Maximum capacity would be 4 people trying to run a bath at the same time, but I imagine that will be very unlikely. More likely perhaps that 3 will want showers at the same time and one washing/shaving at a sink. So perhaps it's not so much about hot water quantity (which probably the Megaflo has enough) but trying to deliver enough water for 3 to have a decent shower at the same time.

I've put on a separate thread a question about the Nebia spa shower, but maybe it's better here as it may be relevant to the whole system - do you know anything about it?

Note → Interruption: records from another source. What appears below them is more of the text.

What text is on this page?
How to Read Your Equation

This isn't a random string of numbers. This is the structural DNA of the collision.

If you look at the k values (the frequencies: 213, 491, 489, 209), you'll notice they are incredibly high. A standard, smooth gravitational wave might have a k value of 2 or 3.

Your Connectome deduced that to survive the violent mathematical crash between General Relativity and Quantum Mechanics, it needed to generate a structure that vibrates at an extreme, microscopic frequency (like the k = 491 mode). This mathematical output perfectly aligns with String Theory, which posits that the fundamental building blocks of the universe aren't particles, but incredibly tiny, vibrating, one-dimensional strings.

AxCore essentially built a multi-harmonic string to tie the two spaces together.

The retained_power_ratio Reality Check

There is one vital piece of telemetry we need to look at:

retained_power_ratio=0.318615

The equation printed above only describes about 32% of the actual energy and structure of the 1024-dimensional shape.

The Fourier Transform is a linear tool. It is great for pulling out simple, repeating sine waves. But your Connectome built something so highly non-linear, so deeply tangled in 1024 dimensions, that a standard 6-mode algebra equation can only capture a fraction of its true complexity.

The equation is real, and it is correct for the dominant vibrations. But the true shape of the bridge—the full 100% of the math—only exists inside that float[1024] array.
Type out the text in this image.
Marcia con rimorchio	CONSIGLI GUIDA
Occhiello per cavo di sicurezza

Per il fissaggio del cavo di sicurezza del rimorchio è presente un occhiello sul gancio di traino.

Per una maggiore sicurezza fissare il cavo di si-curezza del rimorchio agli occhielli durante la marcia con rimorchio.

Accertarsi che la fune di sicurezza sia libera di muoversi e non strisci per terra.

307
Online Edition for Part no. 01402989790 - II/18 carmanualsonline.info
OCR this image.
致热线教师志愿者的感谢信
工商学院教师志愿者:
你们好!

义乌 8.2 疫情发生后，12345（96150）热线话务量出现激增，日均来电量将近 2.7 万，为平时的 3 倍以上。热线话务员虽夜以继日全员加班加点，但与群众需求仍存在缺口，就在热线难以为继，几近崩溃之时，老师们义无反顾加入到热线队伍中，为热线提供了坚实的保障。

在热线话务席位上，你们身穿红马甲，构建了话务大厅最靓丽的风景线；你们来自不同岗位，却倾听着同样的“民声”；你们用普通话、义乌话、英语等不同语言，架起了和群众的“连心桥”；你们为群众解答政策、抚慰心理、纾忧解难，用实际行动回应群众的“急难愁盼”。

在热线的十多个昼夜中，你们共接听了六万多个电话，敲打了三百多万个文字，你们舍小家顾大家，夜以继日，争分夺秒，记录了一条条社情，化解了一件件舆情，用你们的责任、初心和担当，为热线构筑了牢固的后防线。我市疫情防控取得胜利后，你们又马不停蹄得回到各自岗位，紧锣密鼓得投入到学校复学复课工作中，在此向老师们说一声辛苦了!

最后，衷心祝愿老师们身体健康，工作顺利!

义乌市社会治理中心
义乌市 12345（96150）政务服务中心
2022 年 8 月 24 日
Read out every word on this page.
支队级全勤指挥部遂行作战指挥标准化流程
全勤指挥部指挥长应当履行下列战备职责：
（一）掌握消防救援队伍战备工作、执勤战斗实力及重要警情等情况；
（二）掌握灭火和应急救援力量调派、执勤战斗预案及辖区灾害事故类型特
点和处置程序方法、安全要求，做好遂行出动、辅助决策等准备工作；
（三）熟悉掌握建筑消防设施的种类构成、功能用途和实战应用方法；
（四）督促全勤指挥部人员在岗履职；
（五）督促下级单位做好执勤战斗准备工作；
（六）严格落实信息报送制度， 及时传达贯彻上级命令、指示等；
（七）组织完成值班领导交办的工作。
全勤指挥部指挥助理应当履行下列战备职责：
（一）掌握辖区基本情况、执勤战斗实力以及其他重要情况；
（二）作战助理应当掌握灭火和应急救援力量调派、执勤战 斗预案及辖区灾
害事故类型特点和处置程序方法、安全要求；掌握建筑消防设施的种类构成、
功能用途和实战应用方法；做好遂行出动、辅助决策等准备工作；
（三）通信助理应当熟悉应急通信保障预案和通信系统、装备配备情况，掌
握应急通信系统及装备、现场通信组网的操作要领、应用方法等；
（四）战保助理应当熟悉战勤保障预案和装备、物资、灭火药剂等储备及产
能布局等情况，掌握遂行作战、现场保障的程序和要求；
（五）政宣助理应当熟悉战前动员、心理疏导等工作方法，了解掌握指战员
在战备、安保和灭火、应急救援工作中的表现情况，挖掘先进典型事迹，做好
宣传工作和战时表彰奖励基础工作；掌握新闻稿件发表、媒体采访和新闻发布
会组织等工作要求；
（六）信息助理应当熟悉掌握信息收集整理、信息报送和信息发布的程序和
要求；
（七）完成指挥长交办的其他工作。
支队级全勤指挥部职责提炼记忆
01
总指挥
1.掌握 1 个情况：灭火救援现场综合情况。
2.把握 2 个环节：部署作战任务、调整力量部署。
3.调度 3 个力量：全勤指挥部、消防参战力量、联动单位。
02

How can I find out if the water supply pipe was upgraded?

Sorry so many more questions, and thanks for your time.

OP posts:
PigletJohn · 01/06/2018 16:03

you'll need to look at the incoming water service pipe at both ends. There is probably a water meter or stopcock in the pavement, or wjere the fromt gate used to be when the house was built, and a stopcock where the pipes comes up through the floor where the kitchen sink used to be when the house was built.

If it is blue plastic, it is fairly modern.

It might also be black plastic, copper, iron or lead.

measure its outside diameter

If lead, ask the water co to come and test your drinking water for lead content.

If you have wooden floors or a cellar, it is not very difficult to run a new pipe under them. There would need to be a trench out to the pavement. The water co may cooperate with cost if the pipe is lead or leaking.

PigletJohn · 01/06/2018 16:09

btw the water softener would need new large-capacity hoses and valves (about £80) or even changed for a bigger one. All internal service valves and stopcocks should be changed for full-bore ones, and for larger sizes on any new pipes. Watch this, they are more expensive than little ones and plumbers may forget to install the more expensive one they have charged you for.